Progress in generative Artificial Intelligence (AI) are supporting some compelling use cases across many industries, but the technology can also be used by bad actors to inflict harm.
Cyber criminals can harness synthetic AI to spread misinformation, cause harm to organizations and potentially to profit from their attacks. Some deepfake incidents are highlighting how this is playing out in real time.
In one of the most recent high-profile incidents, actor Tom Hanks rebuke an advertisement for a dental plan for using an AI-generated image of him without his consent or endorsement. In a separate case, the “CBS Mornings” host Gayle King said a deepfake video using her likeness and voice to hawk a weight loss product was created and distributed without her permission. The synthetic AI video was built using a sanctioned post publicizing King’s radio show.
AI deepfakes in cyber attacks
Enterprise executives are also concerned about the potential risks associated with malicious synthetic content that can be used to impersonate executives, damage corporate reputations and for extortion. In August, cyber attackers successfully used synthetic AI to replicate an employee’s voice to breach software development company Retool. The hackers initiated the attack using SMS-based text messages that spoofed an IT staffer’s mobile number. Claiming to have a payroll issue, the cyber criminals were able to lure one employee to click on a link in a phishing message.
The URL took the staffer to an illegitimate Internet portal that included a multi-factor authentication form through which the attackers used synthetic AI to emulate an actual employee’s voice.
The attackers took over 27 Retool customer accounts, altering user emails and resetting passwords of the cryptocurrency companies. While Retool uncovered and mitigated the breach quickly, at least one client lost $15 million in cryptocurrency.
VMware’s 2022 Global Incident Response Threat Report reported that two-thirds of cyber security professionals queried said that deepfakes were used as part of a breach against their business, a 13% jump from the prior year. E-mail was most frequently used to deliver the harmful content. With the 2024 presidential election looming, the expectation is that there will be an even greater proliferation of deepfakes to spread misinformation and disinformation.
US government guidance
In September, the National Security Agency (NSA), the Federal Bureau of Investigation (FBI), and the Cybersecurity and Infrastructure Security Agency (CISA) published guidance on how to identify and respond effectively to malicious synthetic threats. The Contextualizing Deepfake Threats to Organizations document outlines deepfake patterns and techniques. The agencies counsel organizations to take the 18-page document’s recommendations on how to prepare, identify, defend against, and respond to deepfakes as action items.

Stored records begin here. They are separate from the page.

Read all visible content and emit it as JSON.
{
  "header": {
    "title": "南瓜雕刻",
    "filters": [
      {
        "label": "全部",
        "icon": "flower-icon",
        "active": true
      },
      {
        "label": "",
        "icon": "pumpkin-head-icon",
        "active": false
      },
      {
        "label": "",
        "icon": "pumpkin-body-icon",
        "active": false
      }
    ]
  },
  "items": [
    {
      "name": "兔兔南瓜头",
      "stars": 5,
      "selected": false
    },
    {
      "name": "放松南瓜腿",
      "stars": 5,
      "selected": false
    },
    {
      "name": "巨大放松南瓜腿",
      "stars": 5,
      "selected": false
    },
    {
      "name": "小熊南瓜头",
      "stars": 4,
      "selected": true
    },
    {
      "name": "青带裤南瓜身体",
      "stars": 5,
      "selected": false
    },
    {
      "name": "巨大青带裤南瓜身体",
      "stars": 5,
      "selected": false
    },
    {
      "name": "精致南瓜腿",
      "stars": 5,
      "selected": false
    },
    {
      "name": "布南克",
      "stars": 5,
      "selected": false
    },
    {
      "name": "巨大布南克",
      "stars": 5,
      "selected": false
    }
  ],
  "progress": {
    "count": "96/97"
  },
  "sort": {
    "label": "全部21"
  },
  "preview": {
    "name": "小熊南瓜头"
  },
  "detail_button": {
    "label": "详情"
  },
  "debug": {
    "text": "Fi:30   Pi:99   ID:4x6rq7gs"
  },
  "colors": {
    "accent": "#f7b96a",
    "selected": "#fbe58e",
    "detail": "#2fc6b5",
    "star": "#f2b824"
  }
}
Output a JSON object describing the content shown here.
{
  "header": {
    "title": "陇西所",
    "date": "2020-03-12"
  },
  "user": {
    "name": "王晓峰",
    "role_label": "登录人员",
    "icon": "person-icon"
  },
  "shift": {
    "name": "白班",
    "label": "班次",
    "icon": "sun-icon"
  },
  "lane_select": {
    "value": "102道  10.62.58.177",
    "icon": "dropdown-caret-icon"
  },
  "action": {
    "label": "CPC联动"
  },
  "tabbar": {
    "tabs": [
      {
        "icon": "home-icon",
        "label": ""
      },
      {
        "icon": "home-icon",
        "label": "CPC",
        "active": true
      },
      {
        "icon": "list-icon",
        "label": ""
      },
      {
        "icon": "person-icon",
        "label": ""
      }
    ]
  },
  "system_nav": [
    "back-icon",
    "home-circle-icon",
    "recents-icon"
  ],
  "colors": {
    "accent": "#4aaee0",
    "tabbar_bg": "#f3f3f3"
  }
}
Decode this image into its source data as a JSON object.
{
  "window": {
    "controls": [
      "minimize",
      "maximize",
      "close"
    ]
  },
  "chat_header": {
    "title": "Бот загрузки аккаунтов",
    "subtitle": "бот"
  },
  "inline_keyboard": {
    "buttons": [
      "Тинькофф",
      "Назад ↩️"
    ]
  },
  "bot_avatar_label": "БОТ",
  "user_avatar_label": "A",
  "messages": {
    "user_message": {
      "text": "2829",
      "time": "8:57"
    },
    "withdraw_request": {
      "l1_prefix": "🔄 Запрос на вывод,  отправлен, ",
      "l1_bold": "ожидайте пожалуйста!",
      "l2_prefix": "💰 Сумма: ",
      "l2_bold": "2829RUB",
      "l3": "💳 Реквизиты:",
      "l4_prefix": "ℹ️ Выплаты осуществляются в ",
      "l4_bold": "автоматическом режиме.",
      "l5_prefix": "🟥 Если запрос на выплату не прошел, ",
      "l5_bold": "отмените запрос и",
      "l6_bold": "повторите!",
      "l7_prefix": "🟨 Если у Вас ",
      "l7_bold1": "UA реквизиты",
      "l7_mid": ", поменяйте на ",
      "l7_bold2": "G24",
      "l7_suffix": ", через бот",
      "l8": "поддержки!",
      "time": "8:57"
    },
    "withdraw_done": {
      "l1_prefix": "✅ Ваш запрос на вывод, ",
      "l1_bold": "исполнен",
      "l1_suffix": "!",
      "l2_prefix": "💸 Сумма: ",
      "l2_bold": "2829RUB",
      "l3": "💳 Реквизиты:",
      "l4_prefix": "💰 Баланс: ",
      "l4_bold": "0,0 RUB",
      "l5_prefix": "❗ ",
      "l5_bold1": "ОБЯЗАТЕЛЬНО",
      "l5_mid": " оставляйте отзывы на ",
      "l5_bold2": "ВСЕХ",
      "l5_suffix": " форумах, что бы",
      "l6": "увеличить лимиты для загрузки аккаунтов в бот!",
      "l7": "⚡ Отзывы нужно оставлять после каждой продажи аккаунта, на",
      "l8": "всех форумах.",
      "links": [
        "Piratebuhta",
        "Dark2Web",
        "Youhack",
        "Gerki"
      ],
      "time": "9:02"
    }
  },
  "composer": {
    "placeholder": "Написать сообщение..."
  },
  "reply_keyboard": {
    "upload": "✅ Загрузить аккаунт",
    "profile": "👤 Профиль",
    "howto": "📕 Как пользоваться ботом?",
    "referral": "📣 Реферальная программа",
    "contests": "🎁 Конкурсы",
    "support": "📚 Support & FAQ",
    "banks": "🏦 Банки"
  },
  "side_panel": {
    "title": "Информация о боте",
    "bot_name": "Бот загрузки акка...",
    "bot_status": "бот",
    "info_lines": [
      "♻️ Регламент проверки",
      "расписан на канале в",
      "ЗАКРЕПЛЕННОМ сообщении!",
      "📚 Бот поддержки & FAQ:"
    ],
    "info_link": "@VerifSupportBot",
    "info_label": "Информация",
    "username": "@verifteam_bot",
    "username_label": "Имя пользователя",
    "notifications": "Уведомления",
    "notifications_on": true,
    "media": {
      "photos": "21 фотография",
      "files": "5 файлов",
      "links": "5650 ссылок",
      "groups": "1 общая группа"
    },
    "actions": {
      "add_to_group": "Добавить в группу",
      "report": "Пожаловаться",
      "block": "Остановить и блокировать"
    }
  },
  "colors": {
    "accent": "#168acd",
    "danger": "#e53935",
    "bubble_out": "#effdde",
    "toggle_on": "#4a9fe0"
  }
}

The document details steps enterprise organizations should take to both detect and respond to harmful synthetic AI. It also outlines public/private collaboration work being done to arm organizations against deepfakes. These include efforts from the DARPA Semantics Forensics program to build advanced semantic capabilities for media forensics and authentication. Contributors include NVIDIA, PAR Government Systems, SRI international and a number of research institutions.